I want to write something purely from a ml sys perspective, laying out the challenges of MoE scaling.

#

also PMPP has a whole chapter on the CSR and COO representations, pretty approachable and simple language

unborn heart Oct 14, 2025, 4:49 AM

#

uncut monolith also PMPP has a whole chapter on the CSR and COO representations, pretty approac...

i figured it out, damn though maybe it's time to finally get PMPP 😆

unborn heart Oct 14, 2025, 5:00 AM

#

uncut monolith also PMPP has a whole chapter on the CSR and COO representations, pretty approac...

how much of the book have you read?

uncut monolith Oct 14, 2025, 5:02 AM

#

unborn heart i figured it out, damn though maybe it's time to finally get PMPP 😆

Yeah, it's just a really good book.

I'm on edition 3 iirc, and I have around 4 chapters left I believe.

unborn heart Oct 14, 2025, 5:02 AM

#

uncut monolith Yeah, it's just a really good book.
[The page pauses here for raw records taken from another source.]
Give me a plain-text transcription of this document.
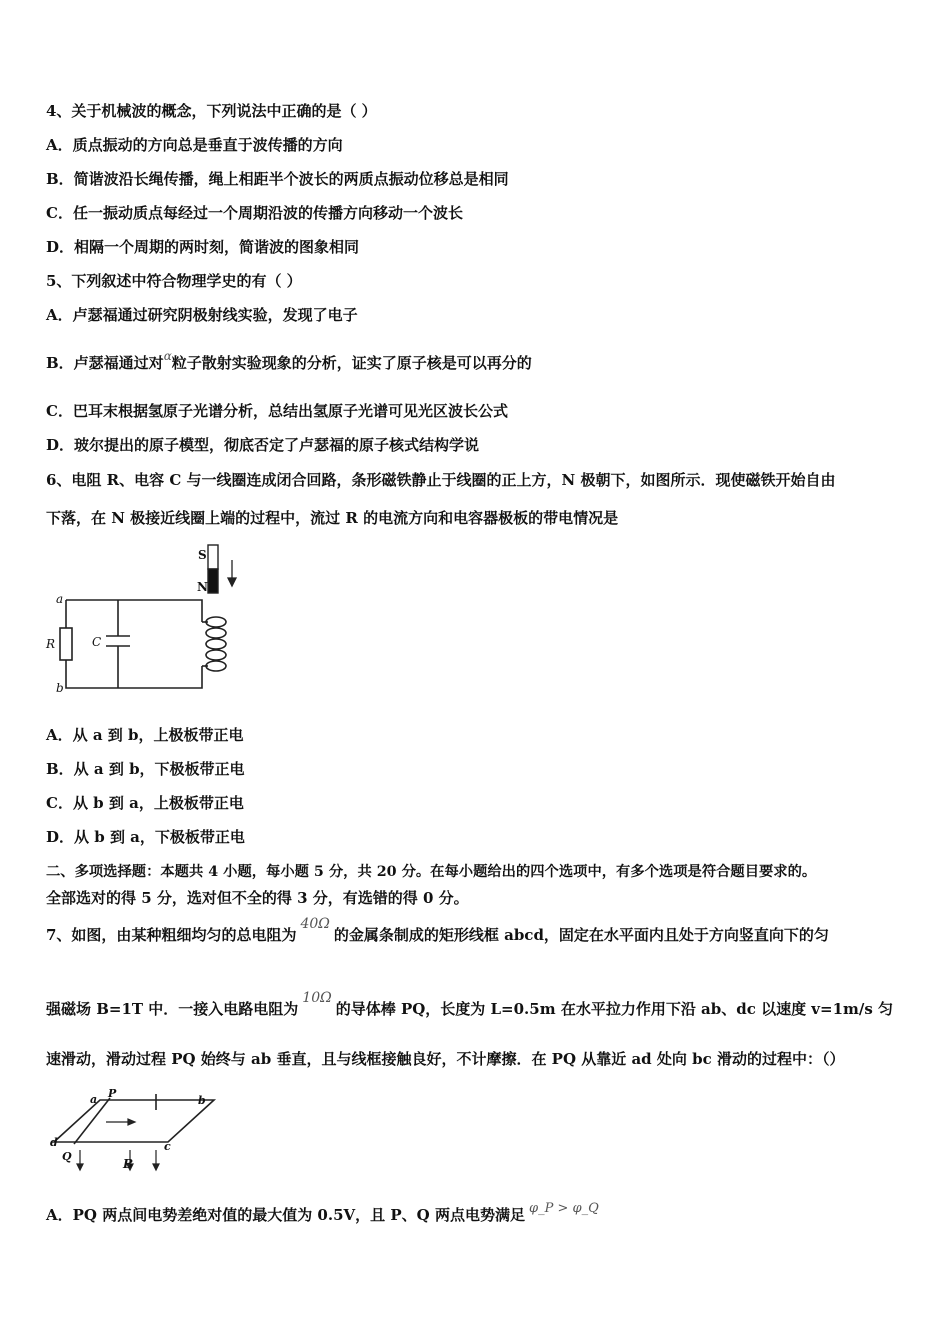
4、关于机械波的概念，下列说法中正确的是（ ）
A．质点振动的方向总是垂直于波传播的方向
B．简谐波沿长绳传播，绳上相距半个波长的两质点振动位移总是相同
C．任一振动质点每经过一个周期沿波的传播方向移动一个波长
D．相隔一个周期的两时刻，简谐波的图象相同
5、下列叙述中符合物理学史的有（ ）
A．卢瑟福通过研究阴极射线实验，发现了电子
B．卢瑟福通过对$^\alpha$粒子散射实验现象的分析，证实了原子核是可以再分的
C．巴耳末根据氢原子光谱分析，总结出氢原子光谱可见光区波长公式
D．玻尔提出的原子模型，彻底否定了卢瑟福的原子核式结构学说
6、电阻 R、电容 C 与一线圈连成闭合回路，条形磁铁静止于线圈的正上方，N 极朝下，如图所示．现使磁铁开始自由
下落，在 N 极接近线圈上端的过程中，流过 R 的电流方向和电容器极板的带电情况是
S
N
a
b
R	C
A．从 a 到 b，上极板带正电
B．从 a 到 b，下极板带正电
C．从 b 到 a，上极板带正电
D．从 b 到 a，下极板带正电
二、多项选择题：本题共 4 小题，每小题 5 分，共 20 分。在每小题给出的四个选项中，有多个选项是符合题目要求的。
全部选对的得 5 分，选对但不全的得 3 分，有选错的得 0 分。
7、如图，由某种粗细均匀的总电阻为40Ω的金属条制成的矩形线框 abcd，固定在水平面内且处于方向竖直向下的匀
强磁场 B=1T 中．一接入电路电阻为10Ω的导体棒 PQ，长度为 L=0.5m 在水平拉力作用下沿 ab、dc 以速度 v=1m/s 匀
速滑动，滑动过程 PQ 始终与 ab 垂直，且与线框接触良好，不计摩擦．在 PQ 从靠近 ad 处向 bc 滑动的过程中：（）
a P
b
d	c
Q
B
A．PQ 两点间电势差绝对值的最大值为 0.5V，且 P、Q 两点电势满足 φ_P > φ_Q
I'm on edition 3 iirc, and I have around 4...

it seems like the majority of the 4th edition chapters are just various applications / examples?

uncut monolith Oct 14, 2025, 5:06 AM

#

I just skimmed the table of contents for the fourth edition and it looks similar to the 3rd edition. And yeah, the book is split into 3 sections. Basic foundations, parallel programming patterns and application case studies.
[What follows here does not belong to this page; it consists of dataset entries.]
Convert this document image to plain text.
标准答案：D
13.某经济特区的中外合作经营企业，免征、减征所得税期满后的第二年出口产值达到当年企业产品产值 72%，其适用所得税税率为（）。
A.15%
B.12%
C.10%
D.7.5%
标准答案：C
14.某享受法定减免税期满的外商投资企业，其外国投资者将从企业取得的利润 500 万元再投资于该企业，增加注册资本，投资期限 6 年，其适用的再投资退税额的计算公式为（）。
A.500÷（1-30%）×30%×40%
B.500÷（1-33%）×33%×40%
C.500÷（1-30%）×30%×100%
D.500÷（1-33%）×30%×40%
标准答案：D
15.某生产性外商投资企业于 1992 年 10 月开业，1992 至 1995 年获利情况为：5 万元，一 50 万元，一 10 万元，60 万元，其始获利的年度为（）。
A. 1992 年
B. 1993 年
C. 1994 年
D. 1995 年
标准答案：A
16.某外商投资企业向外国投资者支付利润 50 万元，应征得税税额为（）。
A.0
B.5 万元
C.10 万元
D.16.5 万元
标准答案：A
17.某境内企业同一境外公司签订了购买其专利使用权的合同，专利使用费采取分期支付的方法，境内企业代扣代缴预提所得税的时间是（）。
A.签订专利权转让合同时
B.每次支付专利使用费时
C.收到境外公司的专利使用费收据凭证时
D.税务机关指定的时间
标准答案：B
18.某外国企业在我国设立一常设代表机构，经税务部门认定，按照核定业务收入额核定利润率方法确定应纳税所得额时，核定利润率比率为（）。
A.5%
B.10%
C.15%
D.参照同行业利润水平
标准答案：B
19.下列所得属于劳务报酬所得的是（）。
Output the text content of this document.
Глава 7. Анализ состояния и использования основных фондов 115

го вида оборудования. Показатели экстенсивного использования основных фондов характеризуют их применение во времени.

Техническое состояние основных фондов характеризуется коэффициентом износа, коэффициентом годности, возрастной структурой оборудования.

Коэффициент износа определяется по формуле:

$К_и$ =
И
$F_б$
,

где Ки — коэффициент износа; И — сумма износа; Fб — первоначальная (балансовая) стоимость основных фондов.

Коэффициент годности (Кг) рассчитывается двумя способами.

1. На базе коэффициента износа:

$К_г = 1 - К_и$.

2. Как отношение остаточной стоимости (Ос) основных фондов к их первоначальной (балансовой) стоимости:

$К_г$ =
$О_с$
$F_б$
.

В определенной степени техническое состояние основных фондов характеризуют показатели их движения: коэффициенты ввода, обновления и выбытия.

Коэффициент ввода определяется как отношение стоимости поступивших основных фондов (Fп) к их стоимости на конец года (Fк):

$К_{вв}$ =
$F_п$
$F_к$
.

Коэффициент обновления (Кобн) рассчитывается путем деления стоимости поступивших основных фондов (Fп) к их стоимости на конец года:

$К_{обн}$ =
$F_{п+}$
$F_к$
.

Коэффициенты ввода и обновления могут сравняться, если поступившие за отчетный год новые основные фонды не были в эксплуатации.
The 4th edition seems to have replaced the 3rd part with the 2nd part in more details.

#

The parallel programming patterns sections are worth reading for everyone I think

unborn heart Oct 14, 2025, 5:07 AM

#

worth the $70?

uncut monolith Oct 14, 2025, 5:07 AM

#

I got the 3td one for cheap and There's a PDF which details the difference between edition 3 and 4

#

Also, soon edition 5.

But yeah, the parallel patterns make it worth the cost

unborn heart Oct 14, 2025, 5:09 AM

#

oh how soon is edition 5 coming?

uncut monolith Oct 14, 2025, 5:11 AM

#

I don't remember. I think it was early next year

unborn heart Oct 14, 2025, 5:12 AM

#

yea i noticed it only discusses ampere from what i can see in descriptions

uncut monolith Oct 14, 2025, 5:12 AM

#

At least for me, after reading that book, the only thing left was tensor core features after Ampere. Maybe they'll cover it in the new edition

unborn heart Oct 14, 2025, 5:15 AM

#

TMA, thread block clusters, DSMEM were all introduced in hopper. and TMEM was introduced in blackwell as well, i.e., tenscore accumulation (tcgen05.mma.*) happening in TMEM instead of registers

uncut monolith Oct 14, 2025, 5:19 AM

#

Yeah. I haven't found a reference for those except cutlass code and PTX isa.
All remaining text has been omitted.